KABUL, Afghanistan – A NATO airstrike killed 11 Afghan civilians, including 10 children, during a fierce weekend gunbattle with Taliban militants that also left one U.S. civilian adviser dead in eastern Afghanistan, Afghan officials said Sunday.
The U.S.-led coalition confirmed that airstrikes were called in by international forces during the Afghan-led operation in a remote area of Kunar province near the Pakistan border. The coalition said it was aware of reports that civilians were killed, but had no immediate information about their deaths.
The death of Afghan civilians caught in the crossfire of battle has been a major point of contention between international forces and the Afghan government, prompting President Hamid Karzai to ban his troops from requesting airstrikes earlier this year.
Wasifullah Wasify, a government official in Kunar province, said the airstrike on Saturday targeted a house and killed 10 children and one woman inside. He said seven Taliban suspects also were killed and five other women were wounded inside the house.
The airstrike occurred after a joint U.S.-Afghan force faced hours of heavy gunfire from militants after launching an operation targeting a senior Taliban leader late Friday in the Shultan area of Kunar's Shigal district, according to tribal elder Gul Pasha, who also is the chief of the local council in Shultan.
"In the morning after sunrise, planes appeared in the sky and airstrikes started and continued until evening," he said in a telephone interview.
He said the main suspect was in the house that was hit and the woman and children, ages 1 to 12, who were killed were members of his family.
"I don't think that they knew that all these children and women were in the house because they were under attack from the house and they were shooting at the house," he said.

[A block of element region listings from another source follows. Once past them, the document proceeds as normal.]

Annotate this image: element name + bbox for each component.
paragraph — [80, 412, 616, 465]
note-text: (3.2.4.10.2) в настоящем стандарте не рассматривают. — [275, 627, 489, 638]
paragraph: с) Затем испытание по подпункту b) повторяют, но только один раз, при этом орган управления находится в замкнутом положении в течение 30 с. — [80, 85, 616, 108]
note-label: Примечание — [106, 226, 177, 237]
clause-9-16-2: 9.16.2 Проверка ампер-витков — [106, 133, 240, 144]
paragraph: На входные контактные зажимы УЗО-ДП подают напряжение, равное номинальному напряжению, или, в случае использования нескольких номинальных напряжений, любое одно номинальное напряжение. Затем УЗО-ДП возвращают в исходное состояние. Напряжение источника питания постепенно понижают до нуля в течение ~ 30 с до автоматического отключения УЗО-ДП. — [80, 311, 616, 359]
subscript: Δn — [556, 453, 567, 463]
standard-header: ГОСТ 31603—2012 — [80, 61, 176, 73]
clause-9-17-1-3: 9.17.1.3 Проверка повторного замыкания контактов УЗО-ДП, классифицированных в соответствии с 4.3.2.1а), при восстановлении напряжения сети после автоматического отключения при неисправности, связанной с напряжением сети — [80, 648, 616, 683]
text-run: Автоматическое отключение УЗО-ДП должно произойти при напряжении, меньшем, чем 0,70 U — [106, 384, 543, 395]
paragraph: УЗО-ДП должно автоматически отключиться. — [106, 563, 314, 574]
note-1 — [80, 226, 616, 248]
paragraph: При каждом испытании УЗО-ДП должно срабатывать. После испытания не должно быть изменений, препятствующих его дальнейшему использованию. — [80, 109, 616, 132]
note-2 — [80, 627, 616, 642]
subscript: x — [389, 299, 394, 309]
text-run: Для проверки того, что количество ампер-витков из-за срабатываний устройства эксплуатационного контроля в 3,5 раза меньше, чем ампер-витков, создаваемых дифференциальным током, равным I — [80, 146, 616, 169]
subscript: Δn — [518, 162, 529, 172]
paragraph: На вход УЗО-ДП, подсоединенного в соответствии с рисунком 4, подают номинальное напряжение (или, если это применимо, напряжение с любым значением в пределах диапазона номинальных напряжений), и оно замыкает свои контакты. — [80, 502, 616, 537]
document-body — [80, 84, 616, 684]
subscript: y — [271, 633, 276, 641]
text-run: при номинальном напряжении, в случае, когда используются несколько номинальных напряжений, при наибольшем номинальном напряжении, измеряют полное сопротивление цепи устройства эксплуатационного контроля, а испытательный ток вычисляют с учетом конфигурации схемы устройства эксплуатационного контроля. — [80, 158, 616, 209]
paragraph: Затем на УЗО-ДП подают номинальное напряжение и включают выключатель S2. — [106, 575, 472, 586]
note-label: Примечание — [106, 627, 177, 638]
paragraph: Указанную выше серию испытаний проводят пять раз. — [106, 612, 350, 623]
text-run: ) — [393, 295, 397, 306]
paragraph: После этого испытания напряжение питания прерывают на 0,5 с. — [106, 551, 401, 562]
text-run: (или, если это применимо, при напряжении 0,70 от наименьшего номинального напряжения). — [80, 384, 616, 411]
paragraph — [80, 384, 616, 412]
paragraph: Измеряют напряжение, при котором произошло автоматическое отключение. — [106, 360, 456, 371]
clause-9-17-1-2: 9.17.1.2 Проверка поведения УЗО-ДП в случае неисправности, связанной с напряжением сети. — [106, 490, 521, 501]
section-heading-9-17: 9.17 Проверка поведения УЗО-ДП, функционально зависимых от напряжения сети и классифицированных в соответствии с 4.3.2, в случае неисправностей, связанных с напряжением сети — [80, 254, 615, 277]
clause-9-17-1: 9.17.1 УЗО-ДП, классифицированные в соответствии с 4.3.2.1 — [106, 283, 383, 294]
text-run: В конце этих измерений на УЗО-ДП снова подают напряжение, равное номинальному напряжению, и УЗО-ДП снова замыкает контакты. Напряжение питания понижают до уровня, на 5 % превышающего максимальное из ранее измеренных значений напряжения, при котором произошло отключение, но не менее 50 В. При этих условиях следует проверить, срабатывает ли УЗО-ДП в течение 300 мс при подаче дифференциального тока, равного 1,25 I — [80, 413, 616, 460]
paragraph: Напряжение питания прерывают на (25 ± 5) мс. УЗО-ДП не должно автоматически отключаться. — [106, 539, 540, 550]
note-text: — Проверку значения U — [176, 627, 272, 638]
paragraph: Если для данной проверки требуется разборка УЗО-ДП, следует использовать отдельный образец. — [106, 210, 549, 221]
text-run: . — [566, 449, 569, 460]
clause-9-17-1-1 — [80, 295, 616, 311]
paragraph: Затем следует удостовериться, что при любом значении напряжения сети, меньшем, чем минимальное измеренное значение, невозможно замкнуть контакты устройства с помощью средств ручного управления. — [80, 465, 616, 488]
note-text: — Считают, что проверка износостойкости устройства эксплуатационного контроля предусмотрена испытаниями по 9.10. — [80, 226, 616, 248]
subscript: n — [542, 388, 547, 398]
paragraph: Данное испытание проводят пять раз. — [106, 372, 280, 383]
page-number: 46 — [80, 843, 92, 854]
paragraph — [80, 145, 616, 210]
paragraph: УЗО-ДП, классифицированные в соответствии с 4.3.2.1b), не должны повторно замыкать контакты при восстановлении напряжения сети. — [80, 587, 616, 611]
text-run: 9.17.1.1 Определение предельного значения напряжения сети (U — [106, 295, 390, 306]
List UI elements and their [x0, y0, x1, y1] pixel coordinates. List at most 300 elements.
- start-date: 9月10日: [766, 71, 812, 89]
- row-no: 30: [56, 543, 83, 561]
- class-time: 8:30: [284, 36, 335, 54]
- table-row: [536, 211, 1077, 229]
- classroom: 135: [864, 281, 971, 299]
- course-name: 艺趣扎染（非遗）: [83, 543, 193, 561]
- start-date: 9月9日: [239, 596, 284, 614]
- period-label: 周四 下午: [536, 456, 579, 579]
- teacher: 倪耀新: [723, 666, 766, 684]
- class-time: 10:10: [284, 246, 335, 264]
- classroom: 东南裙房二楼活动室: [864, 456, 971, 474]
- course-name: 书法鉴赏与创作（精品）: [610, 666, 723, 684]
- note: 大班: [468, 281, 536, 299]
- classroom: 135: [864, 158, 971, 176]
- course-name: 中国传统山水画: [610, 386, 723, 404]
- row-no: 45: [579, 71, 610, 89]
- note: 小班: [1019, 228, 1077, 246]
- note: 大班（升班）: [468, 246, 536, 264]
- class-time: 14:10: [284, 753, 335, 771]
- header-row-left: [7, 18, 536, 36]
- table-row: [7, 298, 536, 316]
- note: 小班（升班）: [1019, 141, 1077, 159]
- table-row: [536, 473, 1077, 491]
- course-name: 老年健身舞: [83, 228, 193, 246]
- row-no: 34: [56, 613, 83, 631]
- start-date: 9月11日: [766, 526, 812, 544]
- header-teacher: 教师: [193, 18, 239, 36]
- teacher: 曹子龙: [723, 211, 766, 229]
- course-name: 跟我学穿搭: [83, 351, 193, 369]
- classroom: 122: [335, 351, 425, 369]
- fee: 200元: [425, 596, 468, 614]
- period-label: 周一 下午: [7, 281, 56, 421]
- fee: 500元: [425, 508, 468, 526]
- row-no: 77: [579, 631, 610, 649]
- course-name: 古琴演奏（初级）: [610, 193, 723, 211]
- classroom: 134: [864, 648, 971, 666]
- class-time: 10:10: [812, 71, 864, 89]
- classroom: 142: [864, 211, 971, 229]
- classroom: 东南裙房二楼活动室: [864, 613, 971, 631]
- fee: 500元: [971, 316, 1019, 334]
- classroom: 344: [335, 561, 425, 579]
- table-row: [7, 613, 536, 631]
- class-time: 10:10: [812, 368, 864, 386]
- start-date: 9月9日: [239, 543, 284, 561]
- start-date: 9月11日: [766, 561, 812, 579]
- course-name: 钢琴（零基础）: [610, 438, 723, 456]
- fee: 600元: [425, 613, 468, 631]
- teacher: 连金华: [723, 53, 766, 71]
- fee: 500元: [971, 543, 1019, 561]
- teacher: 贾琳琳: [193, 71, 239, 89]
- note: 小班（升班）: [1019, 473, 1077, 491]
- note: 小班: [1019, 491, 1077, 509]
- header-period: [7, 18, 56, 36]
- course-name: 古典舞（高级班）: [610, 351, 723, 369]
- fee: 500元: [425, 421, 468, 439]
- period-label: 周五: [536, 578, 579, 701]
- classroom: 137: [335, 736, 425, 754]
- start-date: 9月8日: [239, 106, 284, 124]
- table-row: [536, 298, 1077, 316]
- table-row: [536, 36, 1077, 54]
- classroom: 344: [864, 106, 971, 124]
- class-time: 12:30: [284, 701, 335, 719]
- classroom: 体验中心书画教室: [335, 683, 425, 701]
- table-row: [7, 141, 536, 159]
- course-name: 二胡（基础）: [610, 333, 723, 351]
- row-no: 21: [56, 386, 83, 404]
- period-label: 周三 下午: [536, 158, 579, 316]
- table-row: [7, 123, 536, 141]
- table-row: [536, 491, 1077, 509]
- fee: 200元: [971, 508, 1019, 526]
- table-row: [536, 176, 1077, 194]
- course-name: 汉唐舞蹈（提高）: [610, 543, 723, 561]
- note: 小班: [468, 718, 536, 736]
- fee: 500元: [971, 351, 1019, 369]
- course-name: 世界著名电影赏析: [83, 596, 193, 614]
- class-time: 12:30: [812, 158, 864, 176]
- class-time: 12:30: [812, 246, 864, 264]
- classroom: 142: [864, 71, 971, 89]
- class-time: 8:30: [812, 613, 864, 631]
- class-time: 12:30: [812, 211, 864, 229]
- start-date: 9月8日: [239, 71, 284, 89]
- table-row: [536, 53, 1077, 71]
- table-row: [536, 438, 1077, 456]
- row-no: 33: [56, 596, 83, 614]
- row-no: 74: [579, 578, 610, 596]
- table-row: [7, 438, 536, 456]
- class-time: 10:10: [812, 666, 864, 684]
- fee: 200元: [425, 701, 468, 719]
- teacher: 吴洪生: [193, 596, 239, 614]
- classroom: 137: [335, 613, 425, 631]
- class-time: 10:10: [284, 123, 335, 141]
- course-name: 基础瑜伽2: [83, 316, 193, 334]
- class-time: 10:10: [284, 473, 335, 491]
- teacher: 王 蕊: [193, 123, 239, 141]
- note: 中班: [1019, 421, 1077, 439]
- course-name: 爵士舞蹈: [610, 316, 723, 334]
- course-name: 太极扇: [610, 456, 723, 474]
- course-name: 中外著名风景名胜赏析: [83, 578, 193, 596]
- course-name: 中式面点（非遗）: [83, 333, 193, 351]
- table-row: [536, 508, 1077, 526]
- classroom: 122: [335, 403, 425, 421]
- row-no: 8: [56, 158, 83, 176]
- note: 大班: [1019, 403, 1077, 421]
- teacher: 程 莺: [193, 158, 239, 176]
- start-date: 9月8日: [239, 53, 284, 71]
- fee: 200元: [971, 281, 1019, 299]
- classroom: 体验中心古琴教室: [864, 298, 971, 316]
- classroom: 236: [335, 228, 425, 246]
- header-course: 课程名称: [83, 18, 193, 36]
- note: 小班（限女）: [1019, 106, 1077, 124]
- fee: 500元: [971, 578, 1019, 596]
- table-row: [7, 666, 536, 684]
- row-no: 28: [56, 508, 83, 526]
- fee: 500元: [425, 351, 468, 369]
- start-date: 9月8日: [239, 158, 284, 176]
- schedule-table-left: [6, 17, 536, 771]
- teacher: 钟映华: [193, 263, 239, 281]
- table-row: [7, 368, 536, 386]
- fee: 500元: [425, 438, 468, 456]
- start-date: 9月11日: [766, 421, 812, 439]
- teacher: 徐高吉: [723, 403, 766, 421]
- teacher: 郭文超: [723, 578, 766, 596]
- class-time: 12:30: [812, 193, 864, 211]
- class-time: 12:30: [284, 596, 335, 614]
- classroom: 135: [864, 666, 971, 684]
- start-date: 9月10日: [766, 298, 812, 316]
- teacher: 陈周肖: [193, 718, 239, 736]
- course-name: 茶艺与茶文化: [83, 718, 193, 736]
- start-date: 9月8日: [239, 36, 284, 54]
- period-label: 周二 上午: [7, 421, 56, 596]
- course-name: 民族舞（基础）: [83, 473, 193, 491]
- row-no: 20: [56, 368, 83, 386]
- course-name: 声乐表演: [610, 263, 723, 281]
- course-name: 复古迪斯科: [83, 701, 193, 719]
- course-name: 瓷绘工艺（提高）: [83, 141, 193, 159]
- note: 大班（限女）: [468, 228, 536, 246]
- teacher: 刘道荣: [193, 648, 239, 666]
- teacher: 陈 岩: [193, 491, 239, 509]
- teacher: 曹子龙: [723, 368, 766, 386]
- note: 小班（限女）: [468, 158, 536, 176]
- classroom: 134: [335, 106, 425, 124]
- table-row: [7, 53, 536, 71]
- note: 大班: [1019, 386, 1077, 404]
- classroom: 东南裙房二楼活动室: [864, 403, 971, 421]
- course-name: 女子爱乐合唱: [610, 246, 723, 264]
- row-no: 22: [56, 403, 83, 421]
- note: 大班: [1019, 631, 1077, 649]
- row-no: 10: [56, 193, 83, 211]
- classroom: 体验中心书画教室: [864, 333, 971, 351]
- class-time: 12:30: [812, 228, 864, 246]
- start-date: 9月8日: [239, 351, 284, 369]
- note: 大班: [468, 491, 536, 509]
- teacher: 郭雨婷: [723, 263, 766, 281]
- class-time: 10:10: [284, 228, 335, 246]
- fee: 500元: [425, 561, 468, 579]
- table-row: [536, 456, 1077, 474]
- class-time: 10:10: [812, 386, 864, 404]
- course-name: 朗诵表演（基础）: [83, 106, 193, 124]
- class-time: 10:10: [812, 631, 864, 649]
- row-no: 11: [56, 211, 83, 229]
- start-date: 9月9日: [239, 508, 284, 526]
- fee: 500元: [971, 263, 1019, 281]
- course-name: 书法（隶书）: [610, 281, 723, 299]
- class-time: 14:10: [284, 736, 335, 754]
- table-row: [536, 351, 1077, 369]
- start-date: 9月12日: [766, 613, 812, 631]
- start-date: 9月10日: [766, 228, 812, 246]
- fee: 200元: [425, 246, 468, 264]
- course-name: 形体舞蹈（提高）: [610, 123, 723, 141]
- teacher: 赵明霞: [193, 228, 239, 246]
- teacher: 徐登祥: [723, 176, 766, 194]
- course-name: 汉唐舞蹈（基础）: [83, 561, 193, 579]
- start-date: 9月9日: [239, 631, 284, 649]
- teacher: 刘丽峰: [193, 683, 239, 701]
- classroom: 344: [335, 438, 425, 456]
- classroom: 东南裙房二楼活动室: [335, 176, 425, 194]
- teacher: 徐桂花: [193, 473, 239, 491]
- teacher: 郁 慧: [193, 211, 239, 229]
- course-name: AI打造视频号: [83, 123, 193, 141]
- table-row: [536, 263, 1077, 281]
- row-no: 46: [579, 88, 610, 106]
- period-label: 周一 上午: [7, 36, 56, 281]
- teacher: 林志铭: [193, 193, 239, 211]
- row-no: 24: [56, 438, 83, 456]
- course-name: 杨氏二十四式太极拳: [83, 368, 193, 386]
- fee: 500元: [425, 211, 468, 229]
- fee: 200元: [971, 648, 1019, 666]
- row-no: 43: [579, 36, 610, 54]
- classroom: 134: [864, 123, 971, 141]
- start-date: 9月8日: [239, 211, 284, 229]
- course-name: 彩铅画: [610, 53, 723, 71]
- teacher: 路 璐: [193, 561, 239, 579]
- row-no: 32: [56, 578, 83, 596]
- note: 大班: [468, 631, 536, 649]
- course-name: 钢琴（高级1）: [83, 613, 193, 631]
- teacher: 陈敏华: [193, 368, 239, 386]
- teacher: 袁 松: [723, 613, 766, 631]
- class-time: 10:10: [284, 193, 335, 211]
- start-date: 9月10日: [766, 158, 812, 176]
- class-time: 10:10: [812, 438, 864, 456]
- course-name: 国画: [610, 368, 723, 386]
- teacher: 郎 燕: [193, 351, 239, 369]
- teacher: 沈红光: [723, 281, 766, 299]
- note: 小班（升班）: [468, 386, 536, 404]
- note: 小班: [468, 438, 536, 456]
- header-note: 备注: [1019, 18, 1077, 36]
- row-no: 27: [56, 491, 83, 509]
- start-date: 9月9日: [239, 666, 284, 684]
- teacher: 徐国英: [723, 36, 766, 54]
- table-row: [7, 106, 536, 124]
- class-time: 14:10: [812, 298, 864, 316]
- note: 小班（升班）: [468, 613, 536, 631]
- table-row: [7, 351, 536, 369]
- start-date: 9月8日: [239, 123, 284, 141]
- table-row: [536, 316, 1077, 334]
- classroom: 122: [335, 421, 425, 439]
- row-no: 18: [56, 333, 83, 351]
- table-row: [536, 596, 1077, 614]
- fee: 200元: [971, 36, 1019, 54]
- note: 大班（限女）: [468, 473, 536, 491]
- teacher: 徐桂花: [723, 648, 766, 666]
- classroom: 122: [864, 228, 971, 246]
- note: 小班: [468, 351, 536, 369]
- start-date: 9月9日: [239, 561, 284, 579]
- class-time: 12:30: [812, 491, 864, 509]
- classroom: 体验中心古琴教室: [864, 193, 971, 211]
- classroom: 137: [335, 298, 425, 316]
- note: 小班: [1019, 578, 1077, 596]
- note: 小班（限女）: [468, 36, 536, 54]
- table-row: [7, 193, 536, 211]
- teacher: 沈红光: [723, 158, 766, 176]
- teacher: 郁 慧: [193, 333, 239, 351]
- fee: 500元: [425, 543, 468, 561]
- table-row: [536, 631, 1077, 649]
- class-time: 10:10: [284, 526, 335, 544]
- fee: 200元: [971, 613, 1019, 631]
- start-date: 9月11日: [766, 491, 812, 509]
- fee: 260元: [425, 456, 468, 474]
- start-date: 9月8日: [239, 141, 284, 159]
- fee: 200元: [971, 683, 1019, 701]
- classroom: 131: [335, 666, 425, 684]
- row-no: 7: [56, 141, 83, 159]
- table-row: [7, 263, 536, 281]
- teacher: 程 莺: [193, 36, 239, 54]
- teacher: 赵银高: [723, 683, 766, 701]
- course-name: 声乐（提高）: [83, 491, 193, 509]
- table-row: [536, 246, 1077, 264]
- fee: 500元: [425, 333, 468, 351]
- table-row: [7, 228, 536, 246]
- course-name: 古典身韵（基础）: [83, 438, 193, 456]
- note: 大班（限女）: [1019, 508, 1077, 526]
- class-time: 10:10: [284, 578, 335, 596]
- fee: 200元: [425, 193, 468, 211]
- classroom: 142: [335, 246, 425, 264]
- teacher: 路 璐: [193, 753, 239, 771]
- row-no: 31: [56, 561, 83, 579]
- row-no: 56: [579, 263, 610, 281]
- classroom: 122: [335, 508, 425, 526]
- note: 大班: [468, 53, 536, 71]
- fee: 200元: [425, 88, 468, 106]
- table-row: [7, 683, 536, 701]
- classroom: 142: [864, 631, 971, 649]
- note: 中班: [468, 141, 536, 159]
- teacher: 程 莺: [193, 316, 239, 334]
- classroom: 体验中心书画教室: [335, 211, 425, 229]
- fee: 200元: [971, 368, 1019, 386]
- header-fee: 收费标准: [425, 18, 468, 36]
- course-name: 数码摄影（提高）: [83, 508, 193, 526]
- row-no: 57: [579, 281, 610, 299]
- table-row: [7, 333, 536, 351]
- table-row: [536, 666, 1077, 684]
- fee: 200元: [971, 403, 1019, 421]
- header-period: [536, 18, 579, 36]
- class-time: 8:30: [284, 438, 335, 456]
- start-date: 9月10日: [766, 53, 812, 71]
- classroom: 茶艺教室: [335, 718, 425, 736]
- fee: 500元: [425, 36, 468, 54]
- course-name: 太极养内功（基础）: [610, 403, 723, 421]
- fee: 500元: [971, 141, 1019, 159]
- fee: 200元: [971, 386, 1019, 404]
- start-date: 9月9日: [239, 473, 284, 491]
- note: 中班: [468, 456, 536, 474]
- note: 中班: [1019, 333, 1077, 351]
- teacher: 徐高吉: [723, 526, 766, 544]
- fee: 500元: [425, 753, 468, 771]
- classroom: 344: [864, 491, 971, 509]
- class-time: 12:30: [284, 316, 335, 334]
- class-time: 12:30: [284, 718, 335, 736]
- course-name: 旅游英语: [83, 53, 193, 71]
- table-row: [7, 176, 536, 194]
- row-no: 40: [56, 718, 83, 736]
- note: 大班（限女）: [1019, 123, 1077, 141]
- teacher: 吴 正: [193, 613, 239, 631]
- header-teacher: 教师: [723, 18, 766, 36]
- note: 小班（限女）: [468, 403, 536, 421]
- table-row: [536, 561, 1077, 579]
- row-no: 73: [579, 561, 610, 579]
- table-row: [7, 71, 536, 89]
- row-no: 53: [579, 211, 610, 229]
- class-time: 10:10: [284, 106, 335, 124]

The U.S.-led coalition said it provided fire support from the air, killing several insurgents.
"The air support was called in by coalition forces, not Afghan security forces, and was used to engage insurgent forces in areas away from structures, according to our reporting," coalition spokesman Maj. Adam Wojack said in a statement.
He said the International Security Assistance Force takes all reports of civilian casualties seriously, and was currently assessing the incident.
Afghan forces have been increasingly taking the lead in combat operations as international forces move to complete their withdrawal by the end of 2014. But U.S. and other foreign troops still face dangers even as Afghans take charge of their own security.
The American adviser who died during the operation was one of three U.S. civilians killed Saturday. The two others -- a female foreign service officer with the U.S. State Department and an employee with the U.S. Defense Department -- were killed in a suicide bombing in southern Zabul province during a trip to donate books to Afghan students. Three U.S. soldiers also were killed in that attack.
Col. Thomas Collins, a spokesman for U.S.-led forces in Afghanistan, provided new details about the adviser's death Sunday, saying he was killed during the fighting in Kunar province.
The two-day operation was launched Friday after a tip that dozens of Taliban were concentrated in an area in the Shigal district, Wasify said.
Afghanistan's Interior Ministry said six Taliban militants were killed in the operation in Sano Dara Sheltan village, including two senior commanders identified as Ali Khan and Gul Raof, the main planner and organizer of attacks in the area.
Wasify initially put the casualty toll at 11 Taliban militants killed, and four Afghan security forces, six civilians and 10 Taliban militants wounded. But he later lowered the toll to seven Taliban militants killed.
The different figures could not be immediately reconciled, but the governor has sent a fact-finding delegation to the area to get more details.
U.S. Secretary of State John Kerry mourned the death of the foreign service officer killed in the bombing -- the first death of an American diplomat on the job since last year's Sept. 11 attack on the U.S. diplomatic installation in Benghazi, Libya.
Kerry called the death of Anne Smedinghoff, a 25-year-old native of Illinois, a "grim reminder" of the danger facing American foreign service workers serving overseas.